After some experimenting, the solution looks simple (this post was quite helpful):
# dimension of the problem (in this example I use 3D grid,
# but the method works for any dimension n>=2)
n = 3
# my array of grid points (array of n-dimensional coordinates)
points = [[1,2,3], [2,3,4], ...]
# each point has some assigned value that will be interpolated
# (e.g. a float, but it can be a function or anything else)
values = [7, 8, ...]
# a set of points at which I want to interpolate (it must be a NumPy array)
p = np.array([[1.5, 2.5, 3.5], [1.1, 2.2, 3.3], ...])
# create an object with triangulation
tri = Delaunay(points)
# find simplexes that contain interpolated points
s = tri.find_simplex(p)
# get the vertices for each simplex
v = tri.vertices[s]
# get transform matrices for each simplex (see explanation bellow)
m = tri.transform[s]
# for each interpolated point p, mutliply the transform matrix by
# vector p-r, where r=m[:,n,:] is one of the simplex vertices to which
# the matrix m is related to (again, see bellow)

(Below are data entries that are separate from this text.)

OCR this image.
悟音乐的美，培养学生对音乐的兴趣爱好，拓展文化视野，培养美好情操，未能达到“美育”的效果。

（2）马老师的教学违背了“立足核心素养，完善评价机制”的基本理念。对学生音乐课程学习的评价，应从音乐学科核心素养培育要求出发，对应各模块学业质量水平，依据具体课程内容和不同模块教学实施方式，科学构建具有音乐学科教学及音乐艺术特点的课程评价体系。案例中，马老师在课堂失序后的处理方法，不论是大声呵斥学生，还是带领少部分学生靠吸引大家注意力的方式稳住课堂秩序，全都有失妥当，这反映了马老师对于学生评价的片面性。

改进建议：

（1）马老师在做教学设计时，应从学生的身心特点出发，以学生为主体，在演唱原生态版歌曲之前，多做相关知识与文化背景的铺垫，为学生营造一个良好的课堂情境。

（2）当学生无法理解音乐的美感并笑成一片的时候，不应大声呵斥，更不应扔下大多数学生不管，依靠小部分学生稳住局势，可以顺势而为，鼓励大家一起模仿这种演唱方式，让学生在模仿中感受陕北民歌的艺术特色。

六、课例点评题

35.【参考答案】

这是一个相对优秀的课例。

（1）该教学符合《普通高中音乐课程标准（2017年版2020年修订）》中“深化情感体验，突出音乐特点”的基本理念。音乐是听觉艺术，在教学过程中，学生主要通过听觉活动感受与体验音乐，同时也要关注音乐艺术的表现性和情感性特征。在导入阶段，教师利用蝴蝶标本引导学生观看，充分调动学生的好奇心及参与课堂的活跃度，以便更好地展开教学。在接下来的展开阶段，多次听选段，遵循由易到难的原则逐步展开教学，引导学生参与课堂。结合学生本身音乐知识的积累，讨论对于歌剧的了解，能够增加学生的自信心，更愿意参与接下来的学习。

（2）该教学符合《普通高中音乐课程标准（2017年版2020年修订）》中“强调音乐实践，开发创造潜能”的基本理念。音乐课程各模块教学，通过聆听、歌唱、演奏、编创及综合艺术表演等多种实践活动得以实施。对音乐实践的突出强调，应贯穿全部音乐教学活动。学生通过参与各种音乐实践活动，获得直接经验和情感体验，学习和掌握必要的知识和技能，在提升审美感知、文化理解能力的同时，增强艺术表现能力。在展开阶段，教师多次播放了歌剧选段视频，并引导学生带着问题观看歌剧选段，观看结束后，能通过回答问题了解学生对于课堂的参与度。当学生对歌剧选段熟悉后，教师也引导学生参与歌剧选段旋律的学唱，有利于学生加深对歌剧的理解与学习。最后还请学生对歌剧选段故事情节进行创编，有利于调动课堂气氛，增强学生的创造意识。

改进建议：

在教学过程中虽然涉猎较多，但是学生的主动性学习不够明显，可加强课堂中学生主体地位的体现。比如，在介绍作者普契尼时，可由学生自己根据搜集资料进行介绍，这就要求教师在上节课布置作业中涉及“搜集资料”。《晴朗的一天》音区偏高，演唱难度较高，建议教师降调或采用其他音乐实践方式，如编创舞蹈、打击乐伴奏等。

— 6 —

b = np.einsum('ijk,ik->ij', m[:,:n,:n], p-m[:,n,:])
# get the weights for the vertices; `b` contains an n-dimensional vector
# with weights for all but the last vertices of the simplex
# (note that for n-D grid, each simplex consists of n+1 vertices);
# the remaining weight for the last vertex can be copmuted from
# the condition that sum of weights must be equal to 1
w = np.c_[b, 1-b.sum(axis=1)]
The key method to understand is transform, which is briefly documented, however the documentation says all it needs to be said. For each simplex, transform[:,:n,:n] contains the transformation matrix, and transform[:,n,:] contains the vector r to which the matrix is related to. It seems that r vector is chosen as the last vertex of the simplex.
Another tricky point is how to get b, because what I want to do is something like
for i in range(len(p)): b[i] = m[i,:n,:n].dot(p[i]-m[i,n,:])
Essentially, I need an array of dot products, while dot gives a product of two arrays. The loop over the individual simplexes like above would work, but a it can be done faster in one step, for which there is numpy.einsum:
b = np.einsum('ijk,ik->ij', m[:,:n,:n], p-m[:,n,:])
Now, v contains indices of vertex points for each simplex and w holds corresponding weights. To get the interpolated values p_values at set of points p, we do (note: values must be NumPy array for this):
values = np.array(values)
for i in range(len(p)): p_values[i] = np.inner(values[v[i]], w[i])
Or we may do this in a single step using `np.einsum' again:
p_values = np.einsum('ij,ij->i', values[v], w)
Some care must be taken in situations, when some of the interpolated points lie outside the grid. In such case, find_simplex(p) returns -1 for those points and then you will have to mask out them (using masked arrays perhaps).
You don't need to implement this from scratch, there is already built-in support in scipy for this feature:
scipy.interpolate.LinearNDInterpolator
You need an interval and a linear interpolation, i.e. the lenght of the edge and the distance of the interpolated points from the start vertex.